The Agreement was negotiated by the United Nations Conference on the Law of the Sea, which met from 1973 to 1982, and was later adopted by the United Nations General Assembly in 1994. It aimed to address the concerns of developing countries about the exploitation of deep-sea resources, which they feared could lead to the dominance of industrialized nations and the exclusion of developing countries.

Part XI of UNCLOS deals specifically with the rules and procedures for the exploitation of the seabed and the ocean floor beyond the limits of national jurisdiction. It defines the concept of the “Area,” which refers to the seabed and ocean floor and its subsoil beyond the limits of national jurisdiction, and establishes the International Seabed Authority (ISA) to regulate and administer the resources of the Area.

The Agreement introduced a new system for the exploitation of deep-sea resources, which was based on a number of principles, including the principle of the common heritage of mankind, which holds that the resources of the Area are the common heritage of all mankind and should be used for the benefit of all.

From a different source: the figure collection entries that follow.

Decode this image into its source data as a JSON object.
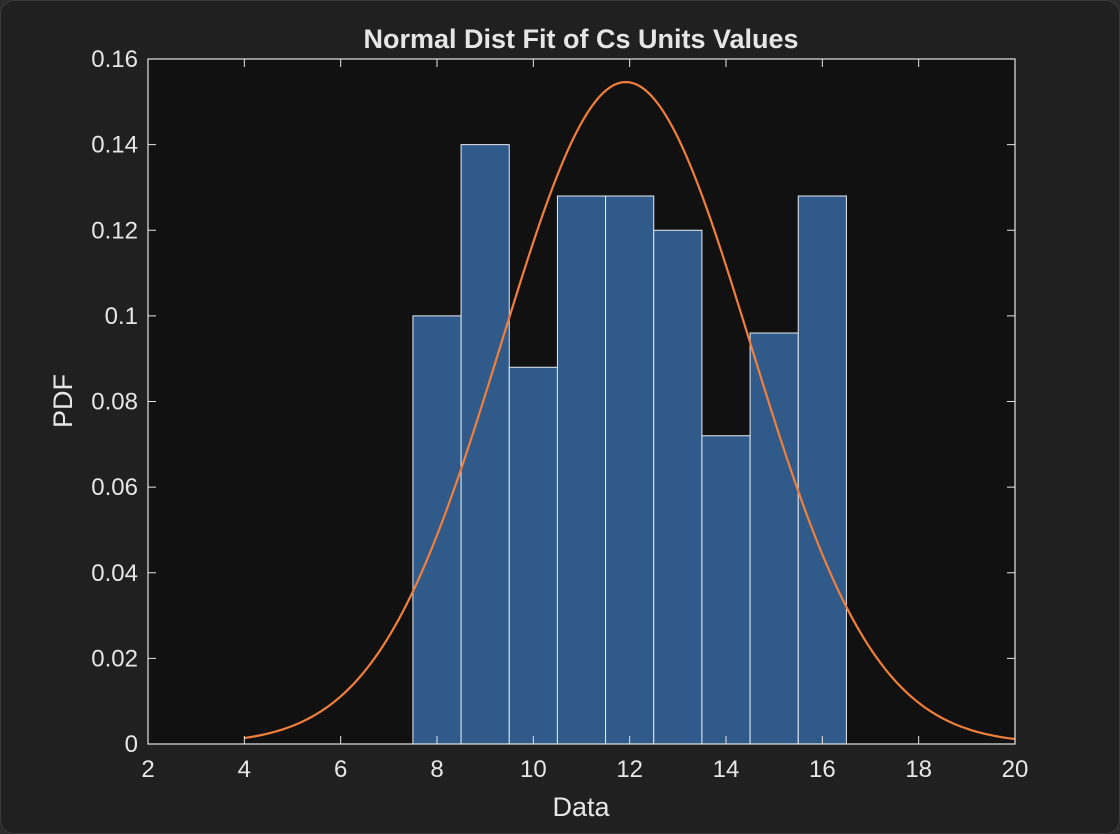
{
  "chart_data": {
    "type": "bar",
    "title": "Normal Dist Fit of Cs Units Values",
    "xlabel": "Data",
    "ylabel": "PDF",
    "xlim": [
      2,
      20
    ],
    "ylim": [
      0,
      0.16
    ],
    "xticks": [
      2,
      4,
      6,
      8,
      10,
      12,
      14,
      16,
      18,
      20
    ],
    "yticks": [
      0,
      0.02,
      0.04,
      0.06,
      0.08,
      0.1,
      0.12,
      0.14,
      0.16
    ],
    "ytick_labels": [
      "0",
      "0.02",
      "0.04",
      "0.06",
      "0.08",
      "0.1",
      "0.12",
      "0.14",
      "0.16"
    ],
    "grid": false,
    "histogram": {
      "bin_edges": [
        7.5,
        8.5,
        9.5,
        10.5,
        11.5,
        12.5,
        13.5,
        14.5,
        15.5,
        16.5
      ],
      "values": [
        0.1,
        0.14,
        0.088,
        0.128,
        0.128,
        0.12,
        0.072,
        0.096,
        0.128
      ],
      "color": "#2f5a8a",
      "edge_color": "#e8ecf2"
    },
    "fit_curve": {
      "type": "normal_pdf",
      "mean": 11.92,
      "std": 2.58,
      "x_range": [
        4,
        20
      ],
      "color": "#f07f3c"
    },
    "colors": {
      "axes_background": "#111111",
      "figure_background": "#202020",
      "axis_color": "#e6e6e6"
    }
  }
}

Under the Agreement, the ISA is responsible for granting exploration and exploitation licenses and ensuring that activities in the Area are carried out in a manner that protects the marine environment and promotes the interests of all states, particularly developing countries.

The Agreement also provides for the transfer of technology and financial resources to developing countries to enable them to participate in the exploitation of deep-sea resources. It establishes a mechanism for the distribution of financial benefits derived from activities in the Area to all states, particularly those that are landlocked or have a small coastal area.

Since its adoption in 1994, the Agreement has been ratified by 168 states and has played an important role in regulating and governing the use of the world`s oceans. It has also been the subject of ongoing discussions and negotiations among states, particularly with regard to the sharing of benefits derived from the exploitation of deep-sea resources.

In conclusion, the 1994 Agreement on Implementation of Part XI of UNCLOS is a significant treaty that seeks to regulate and govern the use of the world`s oceans, particularly its seabeds and subsoil resources. It has provided a framework for the equitable and sustainable exploitation of deep-sea resources, and has helped to promote the interests of all states, particularly developing countries.